When you've got a parcel that needs delivering across town for your favourite nephew's birthday, you can rely on Canada Post or a courier company to get it there safe and sound.
And when you are moving house, most people trust their possessions to a reliable moving firm to pick up and deliver everything from door to door.
But when you are tasked with moving four helicopters halfway around the world, who ya gonna call?
Well, for a job that costs about $1 million, Richmond's Vector Aerospace called in one of the largest civilian cargo planes on the planet on Wednesday to scoop up all four Super Puma choppers the company's Langley-based overhaul and repair shop finished working on and airlift them, first to Australia, and then Afghanistan.

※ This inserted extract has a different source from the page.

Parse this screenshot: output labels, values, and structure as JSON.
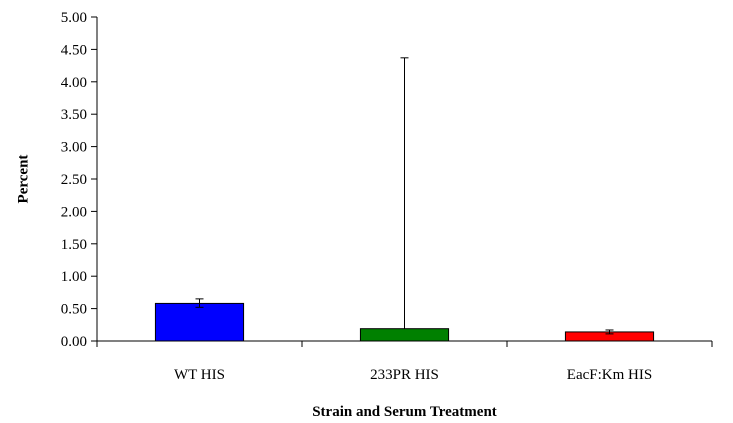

The Russian-built Antonov 124 that touched down at YVR in the early morning hours is 69 metres (226 feet) long and has a wingspan of close to 73 metres (240 feet).

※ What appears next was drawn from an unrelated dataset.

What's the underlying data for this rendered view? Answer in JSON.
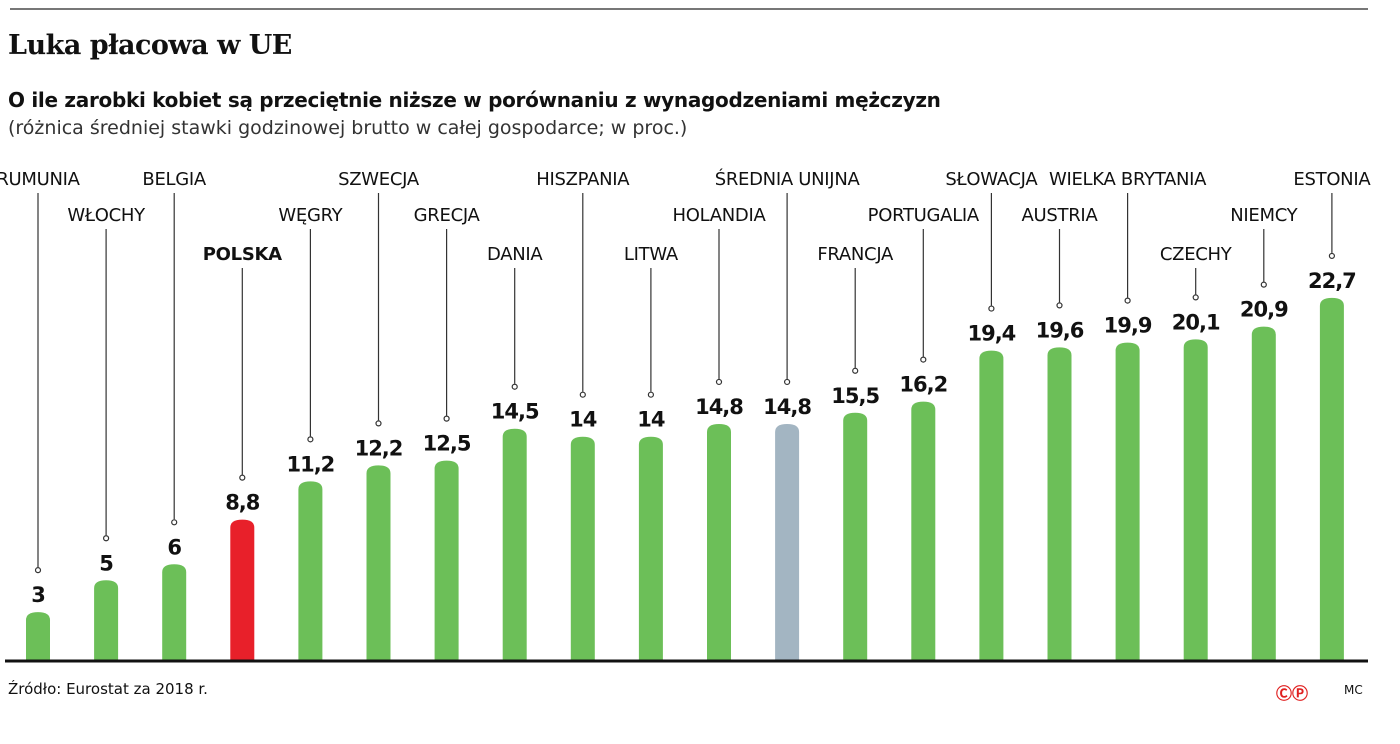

In comparison, the world's biggest commercial jetliner — the double decker Airbus A380 is a shade under 73 metres (238 feet) and has a wingspan of around 80 metres (261 feet).
But as impressive as that is, it's the Antonov's cargo capacity which makes it stand out. It can haul a hefty 330,000 pounds — more than enough to swallow up the four helicopters that, combined, weigh in around 50,000 lbs., said Elvis Moniz, Vice Preisdent of Operations at Vector Aerospace who was airside overseeing the loading process.
And getting them into the massive cargo bay once the Antonov's nose is lifted and its ramp dropped down takes about eight hours as the aircraft, crates of spare parts and boxed up rotor blades are inched into place.
The flight, which was scheduled to depart YVR Thursday morning, was expected to take 37 hours to complete.
Vector Aerospace's Moniz said two of the helicopters are destined to service offshore drilling rigs in Australia, while the other two will be tasked with some unspecified work in Afghanistan. Moniz said he could not divulge exactly what their roles will be there due to security reasons, but added they will most likely be employed in ferrying people and supplies between bases in the war-torn country.
"It's not every day you see an aircraft like this (Antonov) fly into Vancouver," Moniz said. "It's quite a sight. And when you see just how much it can carry, it's pretty amazing."
Packing away four helicopters on one flight also saves a significant amount of money when it comes to delivery costs.
"Still, bringing in an Antonov like this costs around $1 million," Moniz said.